“American Hustle” Plays the Long Con and Wins

American Hustle

David O. Russell (Flirting with Disaster, Three KingsI Heart Huckabees, The FighterSilver Linings Playbook) is not one of America’s most prolific directors – 5 years passed between Three Kings and I Heart Huckabees, and another 6 passed between Huckabees and The Fighter – but he is definitely one of our most interesting and versatile contemporary filmmakers and, fortunately for us, he seems to be picking up the pace of his output. I was not as much a fan of Silver Linings Playbook as some, but I enjoyed a lot of it and was grateful – as always – for the uniqueness of his voice. Now – just one year later – he comes at us with an edgy, vibrant 1970s period crime thriller, American Hustle, filled with great performances and terrific filmmaking flourishes, which some film critics have already labeled as the best film of the year. I wouldn’t go quite that far in my own estimation of it, but it’s great fun and probably one of the most entertaining smart films of 2013.

American Hustle takes place in 1978, in New Jersey, and the director and production designer have a lot of fun, as you would expect, with clothing and hairstyles. This specificity of time and place, along with just the whiff of truth allowed by the opening title card – “some of this actually happened” – lends the film a colorful hallucinatory quality, as if half-remembered events had resurfaced in a dream one night after too much good food and wine. Does Irving Rosenfeld (Christian Bale, remarkable) really wear his hair in such an outrageous combover? Does Sydney Prosser (Amy Adams, in a rich and moving performance) really wear dresses open down to her navel? Does Richie DiMaso (Bradley Cooper, marvelously high-strung) really put his hair in tight curlers every night for just the right permed look? Is the pompadour sported by Carmine Polito (Jeremy Renner, working hard, but miscast) really such a good thing for a politician? The decade of the ’70s certainly saw its share of over-the-top styles, but this film is designed more for satire than for verisimilitude – emphasis on “some of this actually happened” – letting us know right away that we’re in for a good time. What’s real and what’s not is part of the game. We’re dealing with con artists, after all.

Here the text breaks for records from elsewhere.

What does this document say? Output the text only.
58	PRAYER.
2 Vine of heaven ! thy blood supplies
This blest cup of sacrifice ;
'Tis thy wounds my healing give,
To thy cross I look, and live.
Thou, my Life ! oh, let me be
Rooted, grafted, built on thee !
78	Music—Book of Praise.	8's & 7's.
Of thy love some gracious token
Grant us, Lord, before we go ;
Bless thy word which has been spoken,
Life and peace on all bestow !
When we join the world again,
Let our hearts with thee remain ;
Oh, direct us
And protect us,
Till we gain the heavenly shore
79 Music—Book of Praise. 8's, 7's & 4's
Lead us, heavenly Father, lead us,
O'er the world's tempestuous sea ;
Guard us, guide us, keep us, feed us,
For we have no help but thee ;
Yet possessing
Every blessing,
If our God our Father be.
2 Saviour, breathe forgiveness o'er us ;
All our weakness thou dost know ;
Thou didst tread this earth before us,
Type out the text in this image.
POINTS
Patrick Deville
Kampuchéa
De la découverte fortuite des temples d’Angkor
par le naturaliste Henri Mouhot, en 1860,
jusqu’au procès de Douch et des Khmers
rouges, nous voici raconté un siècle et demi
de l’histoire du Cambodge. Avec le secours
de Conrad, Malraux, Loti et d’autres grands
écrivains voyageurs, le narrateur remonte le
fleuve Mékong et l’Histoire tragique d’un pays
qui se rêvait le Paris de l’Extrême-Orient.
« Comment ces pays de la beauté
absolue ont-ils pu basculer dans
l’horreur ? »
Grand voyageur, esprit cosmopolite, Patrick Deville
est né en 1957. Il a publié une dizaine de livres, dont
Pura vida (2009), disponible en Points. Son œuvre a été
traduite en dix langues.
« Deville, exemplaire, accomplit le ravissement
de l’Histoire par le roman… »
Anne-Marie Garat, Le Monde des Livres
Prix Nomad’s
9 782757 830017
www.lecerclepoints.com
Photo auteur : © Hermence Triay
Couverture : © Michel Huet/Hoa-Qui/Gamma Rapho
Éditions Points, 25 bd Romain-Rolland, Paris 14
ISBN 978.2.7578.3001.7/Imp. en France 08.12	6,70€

That’s not to say that there aren’t genuine emotions at play. At the center of the story is a bona fide love story between Rosenfeld and Prosser. Rosenfeld, about 40 pounds too heavy (Bale actually gained that much weight for the part), nevertheless has something confident and sexy in him that charms former-stripper Prosser, and his plan to defraud local businessmen with the promise of future bank loans offers her the chance to play the part of an English woman with bank connections. Together, they dream of escaping their working-class roots and achieving the ultimate con of self-reinvention (even if Prosser’s accent is terrible).

When the film opens, Rosenfeld and Prosser are in the middle of a sting operation being run on local politicians by DiMaso, an FBI agent who had earlier arrested them (which we see, later, in flashback). Their sentence involves helping him wipe out corruption in New Jersey, an impossible task, and one that, as it turns out, is well beyond DiMaso’s limited capacities. At this point in the film, they’re estranged, and Prosser seems to be now leaning towards DiMaso, but we’re never quite sure where her true feelings lie, nor what she really wants, until the end. Which is part of what makes this film so much fun: we’re always guessing, and never sure about the plot twists to come.

The bulk of the story is, in fact, loosely based on the real Abscam sting run by the FBI in the late 1970s. Here, Rosenfeld and DiMaso cook up a plan to entrap state representatives, one senator, and Mayor Carmen Polito of Camden, using a fake Arab sheik (the “Abdul” of “Abscam” – no one said this was a politically correct operation) and a briefcase full of money. Why DiMaso is so obsessed with taking down corruption has more to do with the fact that he wants to make a name for himself (he still lives with his mother) – his own self-reinvention – than because that corruption is causing any real harm (at least as presented in the film). In the end, he’s no more honorable than the people he’s trying to take down.

The real revelation in the film is Amy Adams, an actress I have always admired, but who here dives deep into the heart of Prosser and shows us the strength, intelligence and desires of a real woman, even in those crazy outfits she wears. She manages to be formidable and vulnerable at the same time. When she finds herself in the same room as Rosenfeld’s ditzy and depressive wife, Rosalyn (Jennifer Lawrence, very good), there’s no question who is the better soulmate for the man. The film belongs to her, which is saying a lot, given how good most of her co-stars are.

My main beef with the film is that it loses energy in the final third, and would be better if it were 30 minutes shorter. Also, the way the plot is wrapped up at the end is just a little too pat. But it’s still a very good film, and so elaborately plotted that you’ll have a great time trying to stay ahead of the con.